Whilst I enjoy jwz's writings, please follow the hacker news guidelines which can be found at http://ycombinator.com/newsguidelines.html

In particular: Please submit the original source. If a blog post reports on something they found on another site, submit the latter. The original source is https://code.google.com/p/xee/source/browse/XeePhotoshopLoad...

Also: Please use the original title, unless it is misleading or linkbait.
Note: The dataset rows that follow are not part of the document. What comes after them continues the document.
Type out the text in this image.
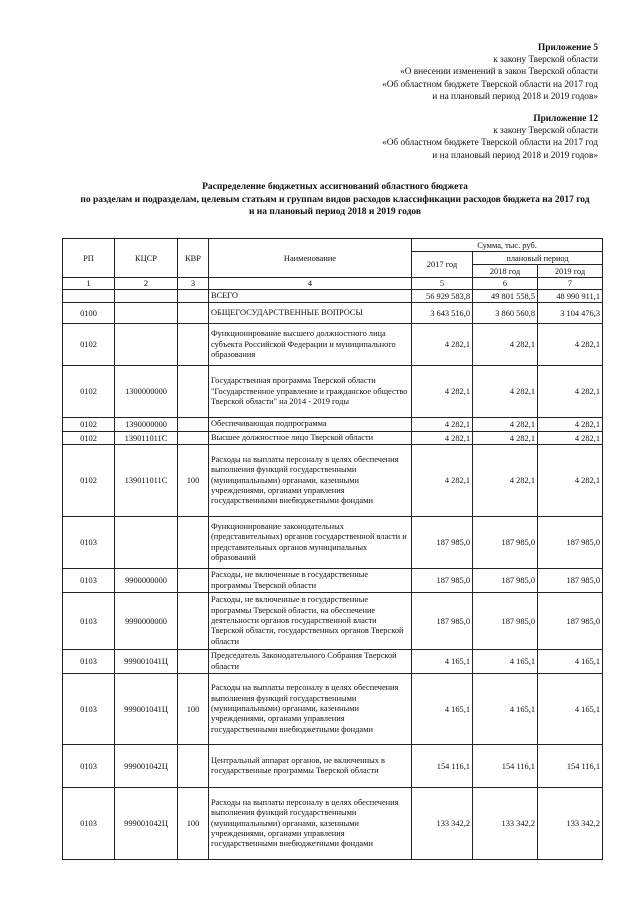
Приложение 5
к закону Тверской области
«О внесении изменений в закон Тверской области
«Об областном бюджете Тверской области на 2017 год
и на плановый период 2018 и 2019 годов»
Приложение 12
к закону Тверской области
«Об областном бюджете Тверской области на 2017 год
и на плановый период 2018 и 2019 годов»
Распределение бюджетных ассигнований областного бюджета
по разделам и подразделам, целевым статьям и группам видов расходов классификации расходов бюджета на 2017 год
и на плановый период 2018 и 2019 годов
РП	КЦСР	КВР	Наименование	Сумма, тыс. руб.		
				2017 год	плановый период	
					2018 год	2019 год
1	2	3	4	5	6	7
			ВСЕГО	56 929 583,8	49 801 558,5	48 990 911,1
0100			ОБЩЕГОСУДАРСТВЕННЫЕ ВОПРОСЫ	3 643 516,0	3 860 560,8	3 104 476,3
0102			Функционирование высшего должностного лица субъекта Российской Федерации и муниципального образования	4 282,1	4 282,1	4 282,1
0102	1300000000		Государственная программа Тверской области "Государственное управление и гражданское общество Тверской области" на 2014 - 2019 годы	4 282,1	4 282,1	4 282,1
0102	1390000000		Обеспечивающая подпрограмма	4 282,1	4 282,1	4 282,1
0102	139011011С		Высшее должностное лицо Тверской области	4 282,1	4 282,1	4 282,1
0102	139011011С	100	Расходы на выплаты персоналу в целях обеспечения выполнения функций государственными (муниципальными) органами, казенными учреждениями, органами управления государственными внебюджетными фондами	4 282,1	4 282,1	4 282,1
0103			Функционирование законодательных (представительных) органов государственной власти и представительных органов муниципальных образований	187 985,0	187 985,0	187 985,0
0103	9900000000		Расходы, не включенные в государственные программы Тверской области	187 985,0	187 985,0	187 985,0
0103	9990000000		Расходы, не включенные в государственные программы Тверской области, на обеспечение деятельности органов государственной власти Тверской области, государственных органов Тверской области	187 985,0	187 985,0	187 985,0
0103	999001041Ц		Председатель Законодательного Собрания Тверской области	4 165,1	4 165,1	4 165,1
0103	999001041Ц	100	Расходы на выплаты персоналу в целях обеспечения выполнения функций государственными (муниципальными) органами, казенными учреждениями, органами управления государственными внебюджетными фондами	4 165,1	4 165,1	4 165,1
0103	999001042Ц		Центральный аппарат органов, не включенных в государственные программы Тверской области	154 116,1	154 116,1	154 116,1
0103	999001042Ц	100	Расходы на выплаты персоналу в целях обеспечения выполнения функций государственными (муниципальными) органами, казенными учреждениями, органами управления государственными внебюджетными фондами	133 342,2	133 342,2	133 342,2
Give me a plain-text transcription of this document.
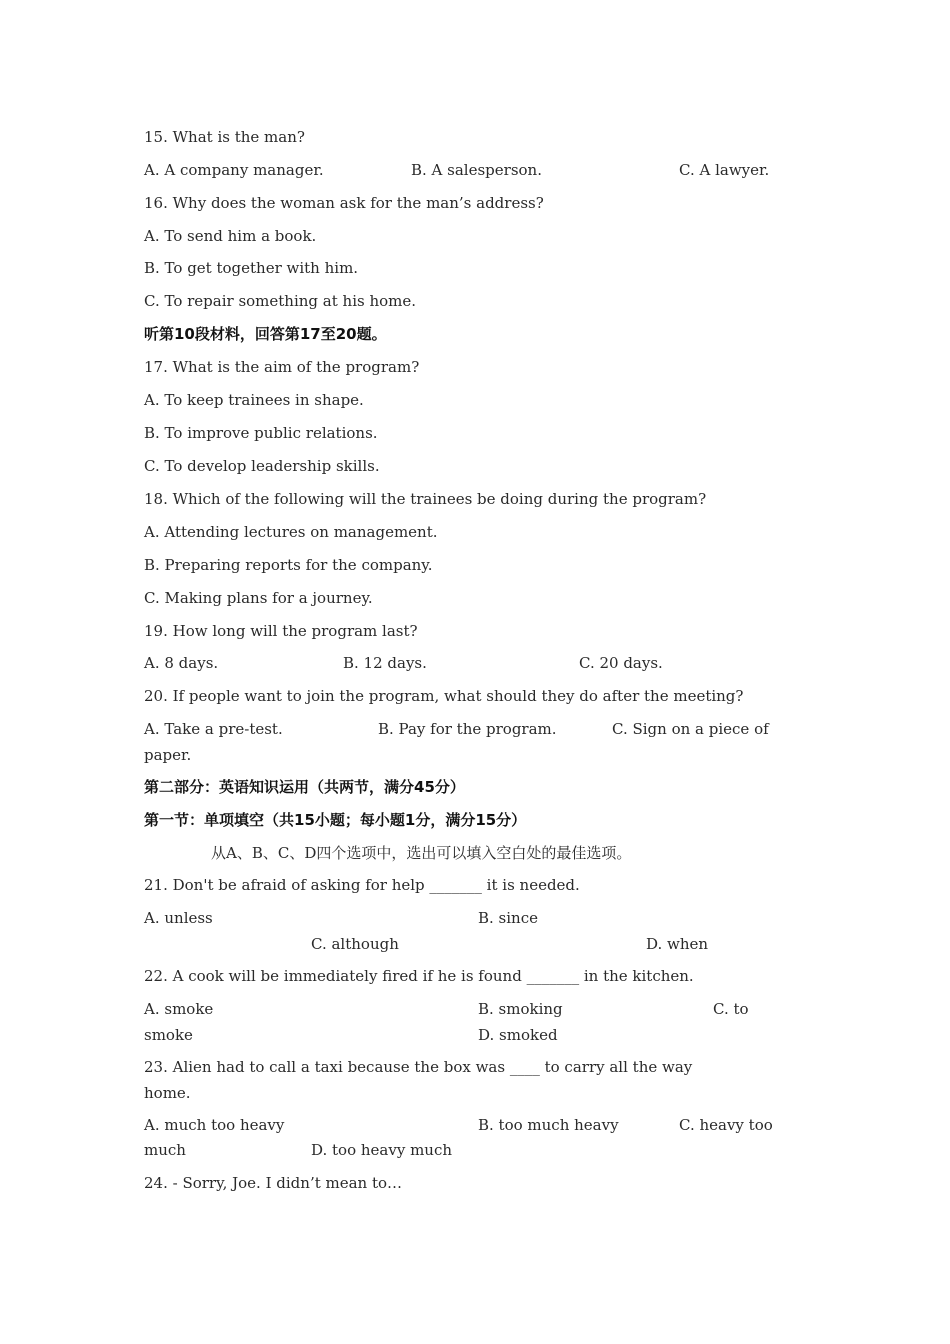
15. What is the man?
A. A company manager.	B. A salesperson.	C. A lawyer.
16. Why does the woman ask for the man’s address?
A. To send him a book.
B. To get together with him.
C. To repair something at his home.
听第10段材料，回答第17至20题。
17. What is the aim of the program?
A. To keep trainees in shape.
B. To improve public relations.
C. To develop leadership skills.
18. Which of the following will the trainees be doing during the program?
A. Attending lectures on management.
B. Preparing reports for the company.
C. Making plans for a journey.
19. How long will the program last?
A. 8 days.	B. 12 days.	C. 20 days.
20. If people want to join the program, what should they do after the meeting?
A. Take a pre-test.	B. Pay for the program.	C. Sign on a piece of
paper.
第二部分：英语知识运用（共两节，满分45分）
第一节：单项填空（共15小题；每小题1分，满分15分）
从A、B、C、D四个选项中，选出可以填入空白处的最佳选项。
21. Don't be afraid of asking for help _______ it is needed.
A. unless	B. since
C. although	D. when
22. A cook will be immediately fired if he is found _______ in the kitchen.
A. smoke	B. smoking	C. to
smoke	D. smoked
23. Alien had to call a taxi because the box was ____ to carry all the way
home.
A. much too heavy	B. too much heavy	C. heavy too
much	D. too heavy much
24. - Sorry, Joe. I didn’t mean to…
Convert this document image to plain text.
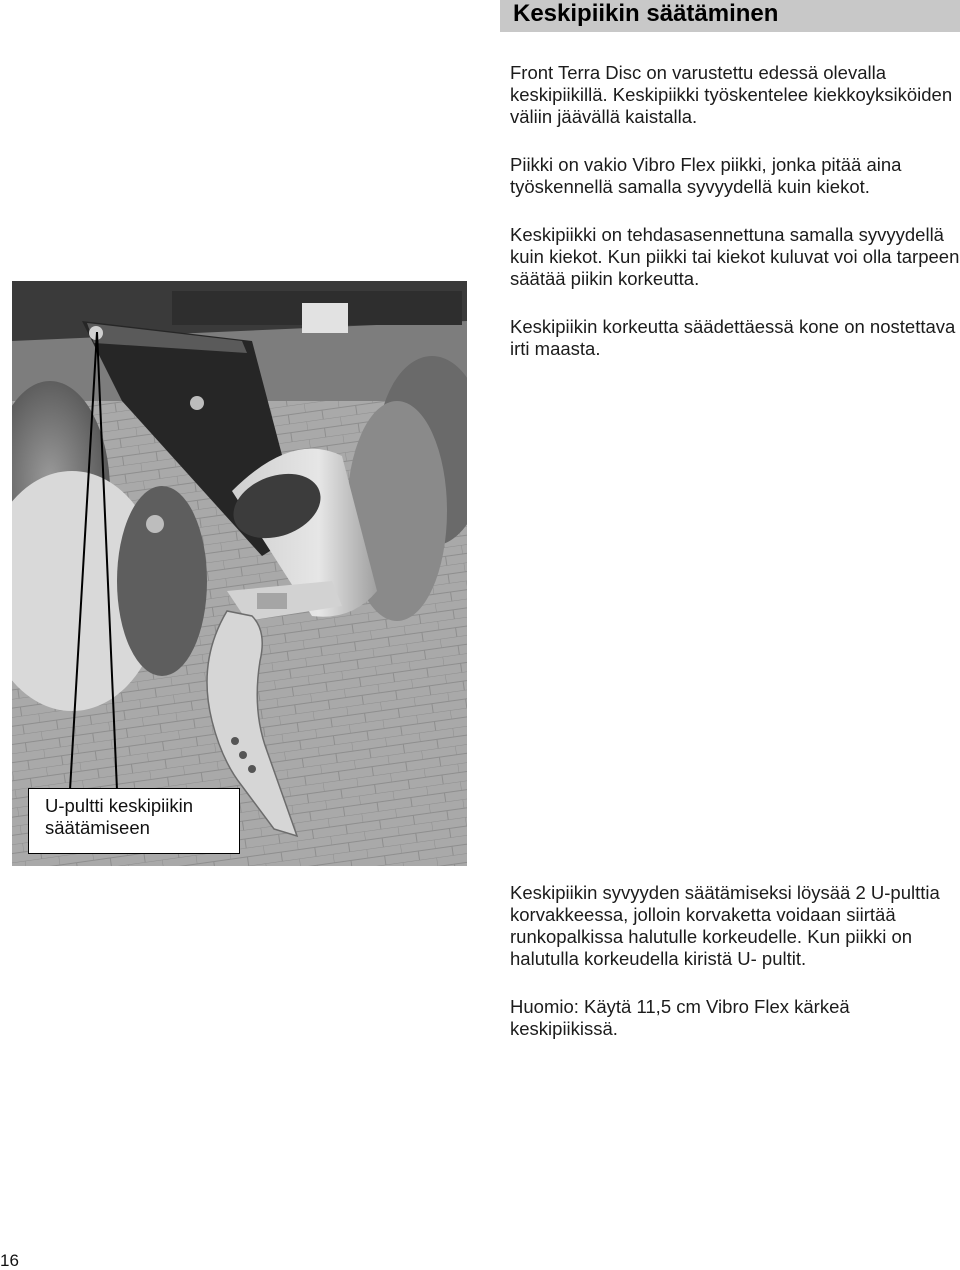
Keskipiikin säätäminen

Front Terra Disc on varustettu edessä olevalla keskipiikillä. Keskipiikki työskentelee kiekkoyksiköiden väliin jäävällä kaistalla.

Piikki on vakio Vibro Flex piikki, jonka pitää aina työskennellä samalla syvyydellä kuin kiekot.

Keskipiikki on tehdasasennettuna samalla syvyydellä kuin kiekot. Kun piikki tai kiekot kuluvat voi olla tarpeen säätää piikin korkeutta.

Keskipiikin korkeutta säädettäessä kone on nostettava irti maasta.

U-pultti keskipiikin
säätämiseen

Keskipiikin syvyyden säätämiseksi löysää 2 U-pulttia korvakkeessa, jolloin korvaketta voidaan siirtää runkopalkissa halutulle korkeudelle. Kun piikki on halutulla korkeudella kiristä U- pultit.

Huomio: Käytä 11,5 cm Vibro Flex kärkeä keskipiikissä.

16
danilocampos 13 years ago | |

Hmm. Here's something else I found at those guidelines you linked, there:

> Please don't submit comments complaining that a submission is inappropriate for the site. If you think something is spam or offtopic, flag it by going to its page and clicking on the "flag" link. (Not all users will see this; there is a karma threshold.) If you flag something, please don't also comment that you did.

bigiain 13 years ago | |

In this case, I suspect jwz's commentary and re-post of it is as much "the story" as the rant in the original source.

pseut 13 years ago | |

Later on the list of guidelines:

"Don't abuse the text field in the submission form to add commentary to links. The text field is for starting discussions. If you're submitting a link, put it in the url field. If you want to add initial commentary on the link, write a blog post about it and submit that instead."

jleader 13 years ago | |

Well, from an archival point of view, jwz's blog post I expect will last for some time (I believe he understands the value of durable URLs). On the other hand, either Google Code or the Xee project have managed to break the direct link that was submitted to HN last time (less than 4 years ago).

So that Google code link is the original source today, but it might not be tomorrow.